I had broken ribs, a broken collarbone, a broken pelvis, two broken legs (in different places), and a slew of torn and twisted muscles. I had to move back in with my parents because I needed so much help over the next few months. When the next ski season started, I talked to my supervisor to see if maybe I could work in a limited capacity, just with very young kids who were raw beginners perhaps, but she said that while they’d be happy to have me back once I could pass the physical, liability concerns dictated that I’d have to transfer to one of the off-slope departments if I wanted to work that season.
I decided to take it as a sign that I was meant to go a different route.

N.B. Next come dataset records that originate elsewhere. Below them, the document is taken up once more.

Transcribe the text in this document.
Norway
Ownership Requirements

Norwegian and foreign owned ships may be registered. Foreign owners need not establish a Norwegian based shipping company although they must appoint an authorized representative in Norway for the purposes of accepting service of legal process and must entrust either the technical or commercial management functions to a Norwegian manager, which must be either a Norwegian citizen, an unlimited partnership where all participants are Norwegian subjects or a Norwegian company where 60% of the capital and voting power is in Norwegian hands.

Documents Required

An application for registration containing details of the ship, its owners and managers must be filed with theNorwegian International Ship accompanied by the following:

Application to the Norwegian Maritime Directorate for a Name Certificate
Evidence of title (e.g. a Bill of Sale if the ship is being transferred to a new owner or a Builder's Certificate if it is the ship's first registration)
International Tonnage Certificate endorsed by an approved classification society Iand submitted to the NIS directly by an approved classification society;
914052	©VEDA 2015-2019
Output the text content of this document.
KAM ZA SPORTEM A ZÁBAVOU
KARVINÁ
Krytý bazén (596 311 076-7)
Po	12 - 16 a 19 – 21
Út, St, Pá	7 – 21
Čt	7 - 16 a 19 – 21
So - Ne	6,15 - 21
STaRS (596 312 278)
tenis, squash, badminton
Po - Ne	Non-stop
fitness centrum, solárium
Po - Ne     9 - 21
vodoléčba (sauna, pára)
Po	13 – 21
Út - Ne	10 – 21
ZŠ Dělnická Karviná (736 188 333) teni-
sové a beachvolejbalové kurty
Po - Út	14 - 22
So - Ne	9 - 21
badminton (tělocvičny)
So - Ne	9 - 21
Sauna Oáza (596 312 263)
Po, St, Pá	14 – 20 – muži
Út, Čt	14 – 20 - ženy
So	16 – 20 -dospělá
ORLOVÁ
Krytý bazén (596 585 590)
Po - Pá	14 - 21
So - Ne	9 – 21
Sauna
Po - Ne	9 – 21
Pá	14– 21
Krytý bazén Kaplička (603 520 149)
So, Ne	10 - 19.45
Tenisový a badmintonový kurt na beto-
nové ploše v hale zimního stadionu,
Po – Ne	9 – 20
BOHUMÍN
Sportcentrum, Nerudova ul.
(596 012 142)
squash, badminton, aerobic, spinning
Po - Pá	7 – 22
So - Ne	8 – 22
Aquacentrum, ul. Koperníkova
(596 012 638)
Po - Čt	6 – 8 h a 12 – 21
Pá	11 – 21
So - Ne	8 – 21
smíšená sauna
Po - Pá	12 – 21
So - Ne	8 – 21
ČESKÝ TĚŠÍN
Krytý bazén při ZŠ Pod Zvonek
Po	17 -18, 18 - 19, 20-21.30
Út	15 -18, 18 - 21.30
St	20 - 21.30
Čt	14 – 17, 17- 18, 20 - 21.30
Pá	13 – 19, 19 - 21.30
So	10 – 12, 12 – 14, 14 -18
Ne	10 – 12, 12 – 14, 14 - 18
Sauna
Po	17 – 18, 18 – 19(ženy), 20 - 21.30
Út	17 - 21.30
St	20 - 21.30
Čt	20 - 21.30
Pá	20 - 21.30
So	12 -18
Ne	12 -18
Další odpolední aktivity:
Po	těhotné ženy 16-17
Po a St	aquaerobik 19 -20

I’d heard so many stories about people who survived wilderness disasters that were meant to be unsurvivable, climbers on Everest and K2, that guy who had to cut his own arm off to survive a canyoneering accident. Now I had a survival tale of my own to tell that could, I hoped, be a lesson to others and also, I selfishly also hoped, maybe net me enough money that I wouldn’t have to work for the resort or anyone else ever again.
Outside of a couple podcasts, a brief segment on the local news, and the guys at the bar down the street, though, no one seems interested in my story, at least not enough to pay me in more than a free beer or two. Don’t get me wrong, I like beer, but…there has to be something more to this experience, right? Clearly you, or the Cosmos, or whoever meant for me to make a difference, or I wouldn’t have survived to do so…right?
For legal purposes, I meant - and mean - to do nothing that might cause bodily harm to any person or property, and therefore, any difference you might have meant to make is one you’ll have to make meaning for on your own.